Asana vs Today's Tasks: Do You Really Need Project Management?

Asana shows up on a lot of "best to-do app" lists, which is misleading because Asana isn't really a to-do app. It's a project management tool that has a tasks layer inside it. The two often look similar in screenshots and feel completely different in practice. This comparison is for the person trying to decide whether they need the project-management depth Asana offers — or whether something much smaller would actually fit their work better.

What Asana is genuinely built for

Asana's design assumes a specific shape of work: multiple people, working on multiple projects, with dependencies and handoffs between them. The product is excellent at that shape:

If your work involves any of those things, Asana is one of the right answers. (The other strong options in that category are Linear, Jira, and Monday — different flavors of the same shape.) The price you pay for that capability is complexity: there's a lot of UI to learn, a lot of structure to set up, and a real onboarding cost for new team members.

Where Asana stops fitting

The mismatch I want to name is what happens when one person — a freelancer, an indie founder, an individual contributor without team coordination needs — tries to use Asana for personal task tracking. Three patterns show up:

Pattern 1: The empty board. You set up a project for "Personal," add tasks, and find that 90% of Asana's interface is dedicated to features you don't need (status tags, custom fields, dependencies, multiple views, team mentions). You're using a coordination tool with nothing to coordinate.

Pattern 2: Over-organization. You start nesting projects to make use of the structure — Personal/Work/Side-projects/Health — and end up spending more time deciding which project a task goes into than completing the task. The taxonomy becomes the thing you maintain instead of the work being the thing you do.

Pattern 3: The forgotten board. Without team pressure or a daily standup forcing you to look at it, the board drifts out of sync with reality. Tasks marked "in progress" haven't been touched in three weeks. Tasks you actually finished aren't ticked off because ticking them off in Asana is two clicks deeper than it should be. You drift back to writing today's list on paper.

Three lanes versus project hierarchy

The structural difference: Asana's mental model is project → section → task → subtask. Today's Tasks's mental model is lane → task. There's no project layer because there's no project; there's only today.

For team work, the project hierarchy is doing real work — it's how you communicate which task belongs to which initiative, how you align timelines, how you generate reports. For personal daily work, the project hierarchy is overhead. You don't need to know which project "email Sarah about the invoice" belongs to. You need to know whether it's High Priority, Due Today, or General. Three lanes answer that in a single decision; an Asana hierarchy makes you answer it across four.
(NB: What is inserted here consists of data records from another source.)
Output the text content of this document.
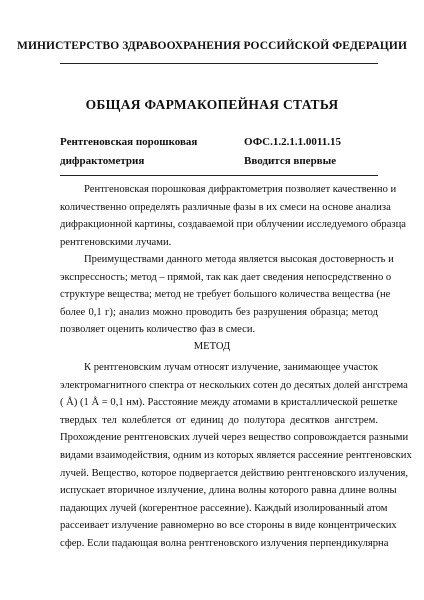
МИНИСТЕРСТВО ЗДРАВООХРАНЕНИЯ РОССИЙСКОЙ ФЕДЕРАЦИИ
ОБЩАЯ ФАРМАКОПЕЙНАЯ СТАТЬЯ
Рентгеновская порошковая
дифрактометрия
ОФС.1.2.1.1.0011.15
Вводится впервые
Рентгеновская порошковая дифрактометрия позволяет качественно и
количественно определять различные фазы в их смеси на основе анализа
дифракционной картины, создаваемой при облучении исследуемого образца
рентгеновскими лучами.
Преимуществами данного метода является высокая достоверность и
экспрессность; метод – прямой, так как дает сведения непосредственно о
структуре вещества; метод не требует большого количества вещества (не
более 0,1 г); анализ можно проводить без разрушения образца; метод
позволяет оценить количество фаз в смеси.
МЕТОД
К рентгеновским лучам относят излучение, занимающее участок
электромагнитного спектра от нескольких сотен до десятых долей ангстрема
( Å) (1 Å = 0,1 нм). Расстояние между атомами в кристаллической решетке
твердых тел колеблется от единиц до полутора десятков ангстрем.
Прохождение рентгеновских лучей через вещество сопровождается разными
видами взаимодействия, одним из которых является рассеяние рентгеновских
лучей. Вещество, которое подвергается действию рентгеновского излучения,
испускает вторичное излучение, длина волны которого равна длине волны
падающих лучей (когерентное рассеяние). Каждый изолированный атом
рассеивает излучение равномерно во все стороны в виде концентрических
сфер. Если падающая волна рентгеновского излучения перпендикулярна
When Asana is the right call (and when it isn't)

Use Asana when

  • You're coordinating with at least 2–3 other people who all need to see status
  • You have multi-step processes with handoffs between people or roles
  • Someone needs management visibility into capacity and progress
  • Your work is project-shaped: clear deliverables, multiple steps, defined endpoints
  • You're already paying for it through work; the org has standardized on it

Use Today's Tasks when

  • You're tracking only your own work, only for the next day or two
  • The work doesn't have status — it has done/not-done
  • You want zero setup; opening the app and adding a task takes five seconds
  • You want a midnight reset that prevents your list from accumulating across weeks
  • You don't need to share, report, or coordinate

The "Asana for work, simpler tool for personal" pattern

The combination most people I know land on is: Asana (or Linear, or Jira, or whatever the team uses) for the work that has team coordination requirements, and a much smaller tool for personal task tracking. The two don't conflict because they're answering different questions — Asana answers "what does the team know about the project," and the personal tool answers "what am I doing today."

The personal tool can be many things. Today's Tasks is the one I built. Todoist and Notion are valid alternatives with different tradeoffs. The important move is just to stop pretending Asana is a personal task tool, because most of its interface is doing work for a team that may not exist in your case.

An honest caveat about Today's Tasks

To make the comparison fair: there's a clear case where Asana wins even for solo use. If you're a consultant tracking work across multiple clients with billable-hour reporting, deliverable status, and client-facing visibility, Asana's structure is doing work that Today's Tasks can't replicate. A solo consultant with five concurrent client engagements probably benefits from Asana's project layer. The "use a tiny daily tool" advice is for solo work that doesn't have those team-of-one-but-multi-client characteristics.

If you're somewhere in the middle, the three-way comparison with Todoist and Notion covers the matrix. The short version: Asana for team coordination, Todoist for cross-device with recurring, Notion for documents and project pages, Today's Tasks for the daily layer that sits next to all of them.